May 8, 2020 - I consider being a mother to be one of my greatest accomplishments in this life. I love being a mom to my tribe. Being a mother also cultivated the most difficult journey of my life – having to say “good-bye” to one of my babies. I lost my son, Kurt, by suicide during his freshman year of college in 2006.
Being a mother who has lost a child, holidays like Mother’s Day can be especially difficult. The occasion itself can give rise to reflections on my parenting decisions and the beautiful, yet complicated uniqueness of my five children. Couple that with the trauma of losing a child and questions that may never have answers, in the days leading up to this holiday, I have often found myself in a vicious cycle of “I wish I could-have, should-have or would-have” thoughts focused on a past I could not alter no matter how hard I tried. These thoughts would unfold into a very unpleasant “special day” ahead.

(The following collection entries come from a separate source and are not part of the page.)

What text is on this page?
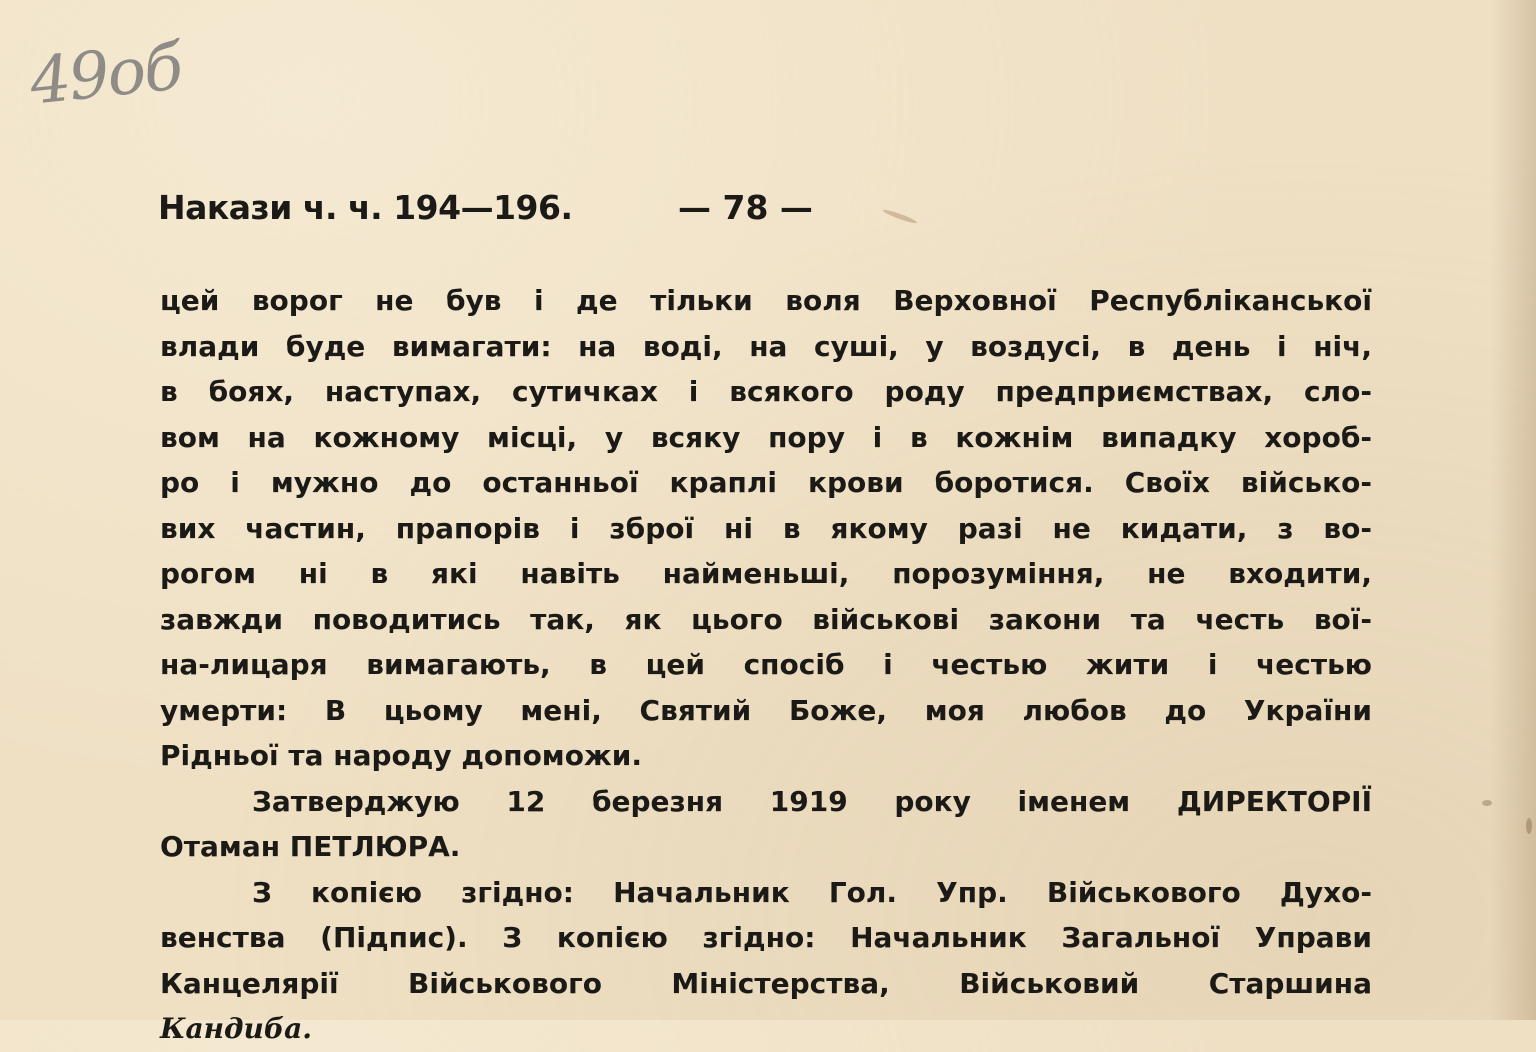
49об
Накази ч. ч. 194—196.	— 78 —
цей ворог не був і де тільки воля Верховної Республіканської
влади буде вимагати: на воді, на суші, у воздусі, в день і ніч,
в боях, наступах, сутичках і всякого роду предприємствах, сло-
вом на кожному місці, у всяку пору і в кожнім випадку хороб-
ро і мужно до останньої краплі крови боротися. Своїх військо-
вих частин, прапорів і зброї ні в якому разі не кидати, з во-
рогом ні в які навіть найменьші, порозуміння, не входити,
завжди поводитись так, як цього військові закони та честь вої-
на-лицаря вимагають, в цей спосіб і честью жити і честью
умерти: В цьому мені, Святий Боже, моя любов до України
Рідньої та народу допоможи.
Затверджую 12 березня 1919 року іменем ДИРЕКТОРІЇ
Отаман ПЕТЛЮРА.
З копією згідно: Начальник Гол. Упр. Військового Духо-
венства (Підпис). З копією згідно: Начальник Загальної Управи
Канцелярії Військового Міністерства, Військовий Старшина
Кандиба.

Early in my grief journey in 2007, I found that one of the most basic questions when meeting someone new had become incredibly difficult to answer: “How many children do you have?” That simple question brought on a flood of complex internal dialogue.
“OMG, do I say I only have four (living) children?” The guilt that accompanied that statement was heavy. To me, it suggested that I valued Kurt less because he was no longer with me, or that I was less of a mother to him because he was no longer here.
I have to include him. I have five children! But if I share that I have five children, what if the person asks me for more details? “Boys or girls? Oh, you only have one son? I bet he feels out-numbered by the girls…” Do I share that Kurt has passed? and OMG, I would think to myself, what if they ask what happened? If I answer honestly, are they going to feel uncomfortable and apologize for asking? Will our conversation be over? Will they quickly walk or run away?
As you can imagine, the above example of internal dialogue could get very noisy and frustrating. This internal dialogue surfaced often after being asked simple questions that typically occur in our everyday interactions with people. Each time, I was presented with an internal wrestling match to process simple responses to what “should be” simple dialogue exchanges.
Over the next several years, during the process of finding my “positive coping skills” in this journey, I resorted to journaling. In my electronic password-protected journal, I could say anything and everything I ever thought or felt. Journaling became an outlet for me to dump all the thoughts, questions and feelings that felt like a swirling tornado in my mind. Using my journal, I had no fear of anyone ever reading my deepest thoughts, hurts and anger at the events that had altered our family and me, personally, forever. In this process, I was able to dump the chaotic swirl of thoughts and feelings, and then put the thoughts back together in an organized and productive order. This helped me shape a healthy narrative for my post-traumatic growth journey.
On this Mother’s Day, and every Mother’s Day still to come, I am always Kurt’s Mother, until the end of time. No one else can ever be his mother. That is unique to me. I am his and he is #MySonShine. No distance, on this planet or beyond, will ever change that.
I no longer experience the flow of internal panic when someone asks me about my children. I AM the mother of five incredible humans, and my only son lost his battle with mental illness when he was 19. It is a battle that I continue in his honor. When someone asks for additional details about my children, I realize now that it gives me the opportunity to share the wonderful things about all five of them. It also allows me the opportunity to share Kurt’s story and mine. This is an opportune teaching moment about mental health conditions, and the need to be informed about suicide!
Each of my kids and their stories have helped me become who I am…their mom! On Mother’s Day, just as I do with all the other annual “special days,” I have learned to give myself grace. I can embrace this “special day” because of the five humans who know me as Mom.